Bloated Word exports from Apple Pages
Recently I noticed something strange in the current Mac version of Apple’s Pages (version 5.2 1860). If you create a new blank document and immediately save the file in Pages own format you get a 62 KB file, but if you export it in “.docx” format you get a 493 KB file, almost 8 times bigger. And if you export it in “.doc (Word 1997-2004 compatible)” format, you get a huge 1.5 MB file that’s 24 times bigger.
So what is it putting in these files? Given that .docx formatted documents are basically zip files with a different extension it’s quite easy to see what is inside them. Simply append .zip to the filename and double-click on the file to have your Mac open the file with the default zip file handler Archive Utility. And you’ll find these files in the extracted folder…

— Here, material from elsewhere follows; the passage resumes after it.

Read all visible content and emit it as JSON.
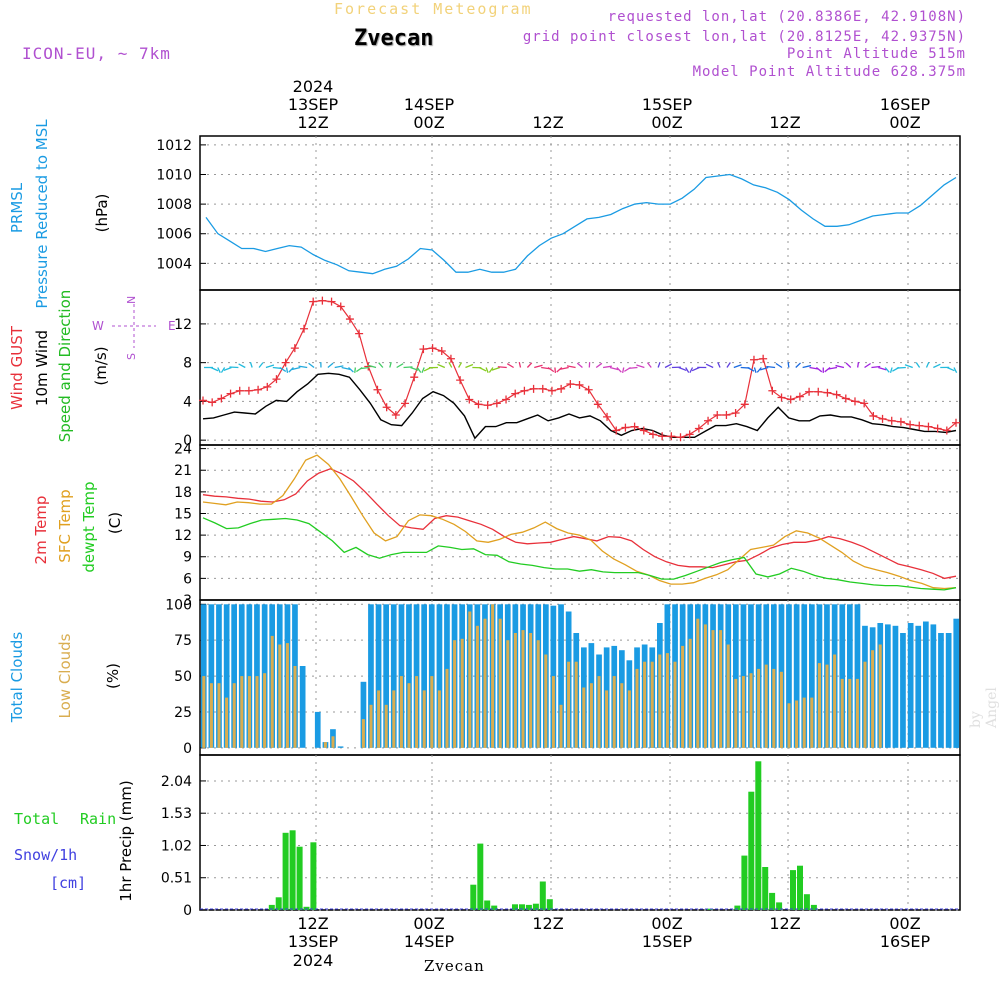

Most of those files are tiny, but that image1.png file in the media folder is 489 KB alone. And all it is is a big blue textured 635 pixel square.

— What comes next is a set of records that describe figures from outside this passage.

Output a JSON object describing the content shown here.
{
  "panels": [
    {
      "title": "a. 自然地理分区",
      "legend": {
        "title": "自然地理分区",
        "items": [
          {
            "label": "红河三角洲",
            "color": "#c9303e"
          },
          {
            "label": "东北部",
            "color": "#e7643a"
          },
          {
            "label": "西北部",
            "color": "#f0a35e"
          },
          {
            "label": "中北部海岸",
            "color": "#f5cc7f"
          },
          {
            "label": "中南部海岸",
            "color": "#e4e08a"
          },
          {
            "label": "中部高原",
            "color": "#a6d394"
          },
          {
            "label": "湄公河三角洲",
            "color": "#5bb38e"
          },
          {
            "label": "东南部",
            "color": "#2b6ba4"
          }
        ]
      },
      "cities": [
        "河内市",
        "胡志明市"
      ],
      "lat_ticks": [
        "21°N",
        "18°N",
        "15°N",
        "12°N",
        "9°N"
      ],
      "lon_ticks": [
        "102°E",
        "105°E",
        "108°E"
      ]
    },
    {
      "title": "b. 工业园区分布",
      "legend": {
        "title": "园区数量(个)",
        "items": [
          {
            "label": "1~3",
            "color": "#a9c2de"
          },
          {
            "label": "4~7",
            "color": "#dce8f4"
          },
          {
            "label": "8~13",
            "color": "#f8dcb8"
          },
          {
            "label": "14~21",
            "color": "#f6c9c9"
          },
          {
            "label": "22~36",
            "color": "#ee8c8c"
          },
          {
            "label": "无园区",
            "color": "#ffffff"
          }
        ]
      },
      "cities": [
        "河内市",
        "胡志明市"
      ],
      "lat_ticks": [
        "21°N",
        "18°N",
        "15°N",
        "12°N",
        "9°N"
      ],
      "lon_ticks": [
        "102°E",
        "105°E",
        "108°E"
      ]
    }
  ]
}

So why is it there? It is mentioned within the theme files as the fill on a default shape, but there are no shapes in an empty blank document so that PNG file serves no purpose. So that explains the 493 KB file size of the exported docx file.
Unfortunately files in the Word 1997-2004 compatible format use a much less friendly binary format to store their data. There are probably instructions out there to help you parse the format and try to understand what it is doing, but a quick way to check is to load the file into a hex editor like Hex Fiend and search for the “âPNG” and “IEND” markers that respectively indicate the start and end of a PNG file.
Sure enough the file has that same embedded PNG with its blue texture, but it also has a similar file with a green tint and another similar file with a yellow tint. All of them 489 KB in size and if you subtract the three 489 KB files from that huge 1.5 MB you are left with 69 KB of data. So that explains the extra padding on the Word 1997-2004 formatted document.
Reported to Apple as rdar://17089255.
Update October 26, 2014: Tested in the recently released v5.5 (2109) and Pages is still doing exactly the same thing. My bug report is still sitting untouched almost five months later.
Update October 18, 2015: Tested in the recently release v5.6 (2553) and Pages is still doing exactly the same thing. So even though Apple explicitly call out “Improved Word export” as one of the features of Pages 5.6 they still haven’t fixed this bug in Word export.
Update September 22, 2016: Tested in the recently release v6.0 (3507) and Pages is STILL doing exactly the same thing.
Workaround
If you use Pages to edit documents and need to send someone a file in Word format, a solution to remove the unnecessary bloat is to open the affected files and then immediately save them again using the same format in the free LibreOffice application. This strips out the unnecessary PNG files removing the excess bloat.
The current version of Microsoft Word for Mac version 15.15 (150911) will remove the unnecessary PNG files from DOC files, but sadly leaves the extra PNG file in DOCX files.